How does one argue that every semisimple Lie algebra of dimension $\leq 5$ is simple. Since any simple algebra has dimension at least $3$, we have to show that any semisimple algebra of dimension $3,4,5$ is simple.

Answer 1

Let $\mathfrak{g}$ be semisimple, then $\mathfrak{g}=\oplus_{i=1}^n\mathfrak{g}_i,$ where each $\mathfrak{g}_i$ is simple. The dimension of every $\mathfrak{g}_i$ is $\geq3$. If the dimension of $\mathfrak{g}$ is $\leq5$, how many $\mathfrak{g}_i$'s can there be?

Answer 2

In characteristic $p>0$ a semisimple Lie algebra $L$ need not be the direct sum of simple Lie algebras, and there are simple Lie algebras not only of dimension $3$, but also of dimension $5$, i.e., the $p$-dimensional Witt algebra $W(1,1)$ for $p=5$. Probably it is still true that every semisimple Lie algebra of dimension $n\le 5$ is already simple, but I did not find this yet in the literature.

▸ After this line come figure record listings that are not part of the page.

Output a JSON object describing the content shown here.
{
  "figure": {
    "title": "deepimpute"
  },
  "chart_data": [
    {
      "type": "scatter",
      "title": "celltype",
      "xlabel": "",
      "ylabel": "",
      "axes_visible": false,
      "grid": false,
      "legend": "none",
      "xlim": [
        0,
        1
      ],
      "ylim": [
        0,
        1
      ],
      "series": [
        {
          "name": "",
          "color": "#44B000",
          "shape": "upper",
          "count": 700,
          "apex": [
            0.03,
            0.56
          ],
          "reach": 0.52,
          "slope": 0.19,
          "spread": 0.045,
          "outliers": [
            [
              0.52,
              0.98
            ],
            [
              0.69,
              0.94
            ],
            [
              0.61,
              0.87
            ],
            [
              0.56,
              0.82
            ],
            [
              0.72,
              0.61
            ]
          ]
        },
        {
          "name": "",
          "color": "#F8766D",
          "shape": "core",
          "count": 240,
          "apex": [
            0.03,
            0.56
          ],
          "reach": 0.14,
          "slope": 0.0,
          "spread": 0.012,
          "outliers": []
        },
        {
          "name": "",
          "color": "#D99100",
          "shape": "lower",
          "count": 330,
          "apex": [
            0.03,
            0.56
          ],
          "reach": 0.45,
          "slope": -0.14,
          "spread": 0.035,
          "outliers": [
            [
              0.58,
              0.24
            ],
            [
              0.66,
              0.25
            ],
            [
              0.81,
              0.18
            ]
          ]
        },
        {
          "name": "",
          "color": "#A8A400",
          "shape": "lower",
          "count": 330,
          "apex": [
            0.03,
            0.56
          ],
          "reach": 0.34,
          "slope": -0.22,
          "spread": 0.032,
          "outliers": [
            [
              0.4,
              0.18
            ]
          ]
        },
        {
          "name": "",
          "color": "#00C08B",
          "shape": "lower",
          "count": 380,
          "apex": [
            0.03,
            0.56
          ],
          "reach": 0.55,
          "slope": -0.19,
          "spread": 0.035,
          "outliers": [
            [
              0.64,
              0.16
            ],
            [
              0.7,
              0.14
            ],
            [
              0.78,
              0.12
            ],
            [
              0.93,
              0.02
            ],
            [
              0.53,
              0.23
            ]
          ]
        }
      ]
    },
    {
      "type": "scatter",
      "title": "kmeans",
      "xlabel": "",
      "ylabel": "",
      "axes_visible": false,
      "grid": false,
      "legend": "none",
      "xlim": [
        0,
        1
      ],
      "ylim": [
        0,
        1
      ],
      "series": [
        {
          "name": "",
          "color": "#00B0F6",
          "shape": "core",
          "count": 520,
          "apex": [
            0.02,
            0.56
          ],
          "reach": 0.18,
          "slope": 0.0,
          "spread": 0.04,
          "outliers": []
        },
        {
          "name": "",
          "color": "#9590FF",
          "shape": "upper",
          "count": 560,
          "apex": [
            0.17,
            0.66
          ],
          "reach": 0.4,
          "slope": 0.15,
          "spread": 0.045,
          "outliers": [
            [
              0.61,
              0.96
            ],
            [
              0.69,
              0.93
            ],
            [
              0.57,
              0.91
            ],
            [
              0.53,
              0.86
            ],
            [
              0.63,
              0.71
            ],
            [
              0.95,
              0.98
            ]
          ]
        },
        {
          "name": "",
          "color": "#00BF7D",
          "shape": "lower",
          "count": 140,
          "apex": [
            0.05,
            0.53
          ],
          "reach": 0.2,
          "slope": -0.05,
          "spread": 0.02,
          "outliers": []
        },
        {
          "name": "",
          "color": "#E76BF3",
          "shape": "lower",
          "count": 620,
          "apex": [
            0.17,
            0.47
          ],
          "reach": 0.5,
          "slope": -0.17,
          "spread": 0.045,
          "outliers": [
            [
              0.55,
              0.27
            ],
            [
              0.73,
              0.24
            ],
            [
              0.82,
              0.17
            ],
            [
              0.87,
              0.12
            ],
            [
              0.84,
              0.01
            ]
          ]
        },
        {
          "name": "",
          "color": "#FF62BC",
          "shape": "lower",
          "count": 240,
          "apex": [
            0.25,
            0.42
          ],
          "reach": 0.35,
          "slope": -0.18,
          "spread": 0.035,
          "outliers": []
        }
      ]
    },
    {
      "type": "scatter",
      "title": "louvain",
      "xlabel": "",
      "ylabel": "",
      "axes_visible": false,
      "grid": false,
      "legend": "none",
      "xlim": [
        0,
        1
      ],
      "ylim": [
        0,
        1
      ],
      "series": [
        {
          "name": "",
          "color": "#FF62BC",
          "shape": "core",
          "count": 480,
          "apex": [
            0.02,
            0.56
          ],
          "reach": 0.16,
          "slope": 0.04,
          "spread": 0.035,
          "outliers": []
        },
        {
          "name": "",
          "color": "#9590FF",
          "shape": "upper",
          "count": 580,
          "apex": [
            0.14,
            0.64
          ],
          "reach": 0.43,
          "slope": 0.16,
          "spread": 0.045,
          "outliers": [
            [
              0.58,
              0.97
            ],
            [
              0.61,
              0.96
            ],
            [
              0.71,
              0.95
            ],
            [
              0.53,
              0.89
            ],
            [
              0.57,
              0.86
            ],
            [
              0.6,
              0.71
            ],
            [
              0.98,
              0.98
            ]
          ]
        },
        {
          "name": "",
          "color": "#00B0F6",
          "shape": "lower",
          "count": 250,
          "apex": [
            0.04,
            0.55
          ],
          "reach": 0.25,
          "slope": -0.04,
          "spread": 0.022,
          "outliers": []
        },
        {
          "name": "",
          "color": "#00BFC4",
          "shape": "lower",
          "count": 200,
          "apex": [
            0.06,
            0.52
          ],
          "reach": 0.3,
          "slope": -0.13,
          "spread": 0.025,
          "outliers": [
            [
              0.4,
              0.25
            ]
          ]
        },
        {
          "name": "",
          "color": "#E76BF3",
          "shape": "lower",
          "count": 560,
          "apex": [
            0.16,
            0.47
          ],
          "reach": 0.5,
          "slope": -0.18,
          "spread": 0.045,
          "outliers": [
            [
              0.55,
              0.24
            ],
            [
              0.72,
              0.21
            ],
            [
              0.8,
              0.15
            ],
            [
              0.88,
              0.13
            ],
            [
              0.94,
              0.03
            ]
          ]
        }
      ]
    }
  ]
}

In characteristic zero, every semisimple Lie algebra is the direct sum of simple Lie algebras, which have at least dimension $3$, because every Lie algebra of dimension $n\le 2$ is solvable. Hence there is no semisimple Lie algebra of dimension $4$ and $5$, and it remains to show that every semisimple Lie algebra of dimension $3$ is simple. So let $L$ be semisimple, and $\dim(L)=3$. Let $I$ be a proper ideal of $L$. Then $I$ and $L/I$ are solvable, because both are of dimension at most $2$. Hence $L$ is solvable, a contradiction. Hence $L$ has no proper ideal, and is simple.